To clearly see opportunities for growing the wealth of their clients and to reduce overhead costs that cut into their potential revenue, wealth managers and investment bankers should look for a revenue management system that offers the following functions:

Convergent Pricing and Billing Solutions

Pricing and billing management solutions are some of the first things that wealth managers or investment bankers should look into in their quest to run a much tighter ship. A pricing and billing management solution, to put it simply, refers to a tool that provides both billing and pricing assistance in a single package. Such a tool significantly reduces the time and resources it will take for firms to come up with profitable price points and dependable billing services. With this tool, a revenue manager can easily determine circumstances that offer larger profit margins, and this information can aid the bank or firm in their negotiations.

Unfortunately, this function is often absent in the legacy systems that traditional financial firms use, as older systems still depend on data silos to store information. Using data silos makes it much more difficult for the company to determine the factors they should consider when designing a modern pricing infrastructure. This, in turn, slows down their process and prevents banks and firms from determining the conditions they need to meet to maximize their profit margin.

Merchant acquisition

Merchant Acquisition and Onboarding

It doesn’t matter if the revenue manager is working with an individual or a corporation; it’s always an important step to earn the client’s trust if a bank or firm is keen on managing the said entity’s wealth. Without this key component, it wouldn’t be possible to convince a person or company to allow a financial firm to handle their investments or even just store their money. The question is how will the bank or firm do this when they can’t always see their prospective and present clients face-to-face?

A revenue management program that offers tools for merchant acquisition and onboarding is key to getting a client’s trust in the current times. A merchant acquisition program can be automated to streamline deal pricing and invoicing details—processes that, if done separately, often take a lot of time and plenty of back-and-forth between the client and the manager.

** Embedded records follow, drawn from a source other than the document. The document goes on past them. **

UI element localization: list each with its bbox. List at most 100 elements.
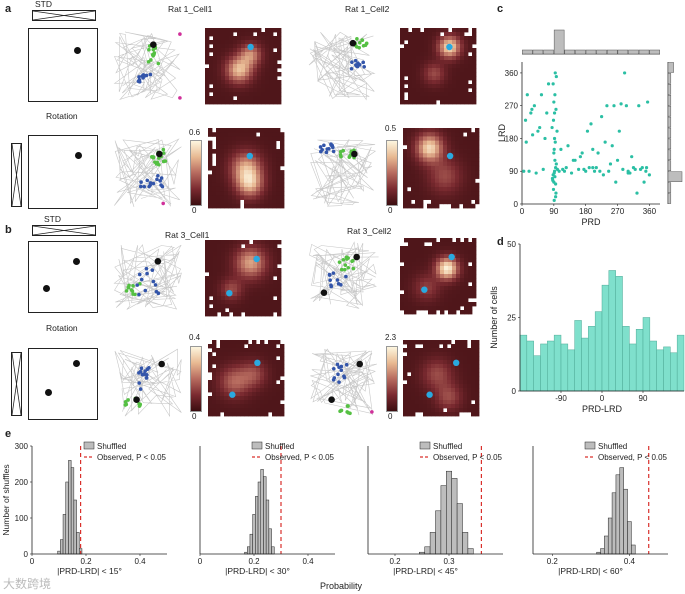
rate-map-bin	[431, 144, 436, 150]
rate-map-bin	[472, 84, 477, 89]
rate-map-bin	[221, 84, 226, 89]
rate-map-bin	[244, 157, 249, 163]
rate-map-bin	[455, 182, 460, 188]
scatter-point	[566, 144, 570, 148]
rate-map-bin	[451, 149, 456, 154]
trajectory-path	[114, 348, 182, 418]
rate-map-bin	[237, 284, 242, 289]
rate-map-bin	[423, 372, 428, 377]
rate-map-bin	[253, 268, 258, 273]
rate-map-bin	[237, 56, 242, 61]
rate-map-bin	[431, 186, 436, 192]
rate-map-bin	[447, 368, 452, 373]
rate-map-bin	[439, 380, 444, 385]
rate-map-bin	[232, 199, 237, 205]
rate-map-bin	[245, 292, 250, 297]
rate-map-bin	[467, 384, 472, 389]
rate-map-bin	[220, 186, 225, 192]
rate-map-bin	[273, 92, 278, 97]
rate-map-bin	[436, 88, 441, 93]
landmark-dot	[154, 257, 162, 265]
rate-map-bin	[439, 360, 444, 365]
rate-map-bin	[443, 340, 448, 345]
rate-map-bin	[208, 195, 213, 200]
rate-map-bin	[475, 340, 480, 345]
rate-map-bin	[265, 308, 270, 313]
rate-map-bin	[213, 52, 218, 57]
rate-map-bin	[273, 272, 278, 277]
rate-map-bin	[435, 384, 440, 389]
rate-map-bin	[471, 132, 476, 137]
rate-map-bin	[253, 64, 258, 69]
rate-map-bin	[233, 44, 238, 49]
rate-map-bin	[424, 262, 429, 267]
rate-map-bin	[216, 195, 221, 200]
rate-map-bin	[260, 136, 265, 142]
rate-map-bin	[424, 68, 429, 73]
spike-blue	[159, 183, 163, 187]
rate-map-bin	[456, 254, 461, 259]
rate-map-bin	[408, 298, 413, 303]
rate-map-bin	[428, 48, 433, 53]
rate-map-bin	[423, 170, 428, 175]
rate-map-bin	[256, 195, 261, 200]
scatter-point	[642, 180, 646, 184]
rate-map-bin	[412, 258, 417, 263]
rate-map-bin	[213, 92, 218, 97]
rate-map-bin	[452, 60, 457, 65]
rate-map-bin	[467, 136, 472, 142]
rate-map-bin	[260, 364, 265, 369]
rate-map-bin	[217, 64, 222, 69]
rate-map-bin	[233, 48, 238, 53]
rate-map-bin	[228, 203, 233, 209]
rate-map-bin	[468, 266, 473, 271]
rate-map-bin	[229, 308, 234, 313]
rate-map-bin	[273, 68, 278, 73]
rate-map-bin	[416, 68, 421, 73]
rate-map-bin	[420, 302, 425, 307]
rate-map-bin	[403, 153, 408, 158]
rate-map-bin	[221, 76, 226, 81]
rate-map-bin	[464, 278, 469, 283]
rate-map-bin	[221, 296, 226, 301]
rate-map-bin	[448, 48, 453, 53]
x-axis-label-e: |PRD-LRD| < 60°	[558, 566, 623, 576]
rate-map-bin	[217, 56, 222, 61]
rate-map-bin	[240, 376, 245, 381]
rate-map-bin	[240, 165, 245, 171]
scatter-point	[630, 155, 634, 159]
rate-map-bin	[416, 250, 421, 255]
rate-map-bin	[411, 157, 416, 163]
scatter-point	[552, 100, 556, 104]
rate-map-bin	[471, 165, 476, 171]
rate-map-bin	[248, 384, 253, 389]
rate-map-rat3-cell2-rotation	[403, 340, 480, 417]
rate-map-bin	[212, 360, 217, 365]
rate-map-bin	[248, 186, 253, 192]
rate-map-bin	[475, 165, 480, 171]
spike-green	[339, 408, 343, 413]
rate-map-rat1-cell1-std	[205, 28, 282, 105]
rate-map-bin	[404, 298, 409, 303]
rate-map-bin	[455, 408, 460, 413]
rate-map-bin	[400, 274, 405, 279]
rate-map-bin	[241, 96, 246, 101]
rate-map-bin	[236, 392, 241, 397]
rate-map-bin	[232, 178, 237, 184]
rate-map-bin	[240, 408, 245, 413]
shuffle-bar	[435, 510, 442, 555]
spike-blue	[137, 75, 141, 79]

Taking care of these tasks in one fell swoop reduces the cost of the acquisition process.

The system stores the client’s information, and the firm can always pull up these details if they need to adjust billing and pricing plans or tailor specific services to a particular account. Even though the client can’t see their revenue managers face-to-face, the quality and consistency of the service that the firm or bank provides can be enough proof that they deserve the trust of their clients.

Finance systems evaluation

Capability for Seamless Integration

While there are revenue managers who can afford to overhaul the system that their company uses in one go, there are plenty of banks and firms that plan to upgrade their systems and processes little by little. Does this mean that the latter won’t be able to enjoy the benefits of a modern revenue management system? Not exactly. They can still make use of modern tools if they choose a revenue management solution that’s designed to seamlessly integrate with the older system that they currently have.

As they continue to upgrade their tools, they should make it a point to look for programs and services that are compatible with their legacy system while also able to accommodate future innovations.

It’s high time for financial institutions to start considering upgrading the systems that they use. Understanding how the latest technology can be used to manage revenues successfully will not only set a revenue manager apart from the current competition; it can also help financial bankers and wealth managers prepare for and navigate the challenges that they’ll encounter in the future.